Shepherd’s book would have been a blessing. Most of it is common sense clearly explained. I tried to read it looking for me and my weaknesses (rambling, interruptions) rather than identify people I know in the author’s descriptions. She introduces some great phrases: conversation kindling, verbal tics, rapport vs. report. Since we all blunder, Shepherd tells us how to recover from them.
~ It is courteous to stand up for an introduction.
~ Order of introductions: first say name of the lady,
the elder, the honored person.
[By mixing these I made the mnemonic acronym HELP. ]
~ Think of talk as a good game of Frisbee. Toss it to someone else.
1. Tell the truth.
2. Don’t ramble.
3. Don’t interrupt.
4. Ask questions and listen to the answers.
5. Don’t take advantage of people.
6. Don’t dwell on appearances.
7. Don’t touch taboo subjects.
8. Disagree in a civilized fashion.
9. Don’t be a bore.
10. Don’t gossip.
Five Fail-Safe Starters
1. The journey. Are you from here? How did you get here?
2. The recent past. What have you been working on?
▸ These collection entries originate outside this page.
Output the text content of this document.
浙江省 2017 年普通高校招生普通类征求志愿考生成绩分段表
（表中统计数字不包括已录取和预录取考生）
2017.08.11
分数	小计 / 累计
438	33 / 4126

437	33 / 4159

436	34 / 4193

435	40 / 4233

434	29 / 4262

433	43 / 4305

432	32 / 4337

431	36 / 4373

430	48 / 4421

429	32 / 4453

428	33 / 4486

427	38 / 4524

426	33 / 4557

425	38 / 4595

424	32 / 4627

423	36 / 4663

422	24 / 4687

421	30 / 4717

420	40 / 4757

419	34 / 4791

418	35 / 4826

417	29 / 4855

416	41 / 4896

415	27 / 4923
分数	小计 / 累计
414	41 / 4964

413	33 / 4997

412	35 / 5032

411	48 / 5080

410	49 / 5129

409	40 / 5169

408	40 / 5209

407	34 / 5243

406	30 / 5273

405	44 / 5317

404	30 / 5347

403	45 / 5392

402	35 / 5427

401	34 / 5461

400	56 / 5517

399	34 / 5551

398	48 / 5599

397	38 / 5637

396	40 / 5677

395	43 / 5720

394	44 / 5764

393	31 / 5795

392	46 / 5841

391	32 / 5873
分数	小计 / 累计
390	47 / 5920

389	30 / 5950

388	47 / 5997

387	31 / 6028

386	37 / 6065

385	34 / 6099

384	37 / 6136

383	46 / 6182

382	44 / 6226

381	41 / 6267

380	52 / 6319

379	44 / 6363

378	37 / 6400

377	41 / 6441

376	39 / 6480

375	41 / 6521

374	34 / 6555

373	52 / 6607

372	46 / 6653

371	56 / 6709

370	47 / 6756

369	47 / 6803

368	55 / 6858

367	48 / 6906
3. Situation you share now. How do you know ___?
4. Companions. Do you have family* nearby?
5. Return questions. Ask her what she just asked you.
I wish you would read a little poetry sometimes.
Your ignorance cramps my conversation.
~ Sir Anthony Hopkins
Whether small talk makes you hum or gives your hives, I recommend this little book. I also recommend Margaret Shepherd’s other book, The Art of the Handwritten Note.
*Shepherd makes a point of using the word family. While people may not have a spouse or children, everyone, presumably, has family.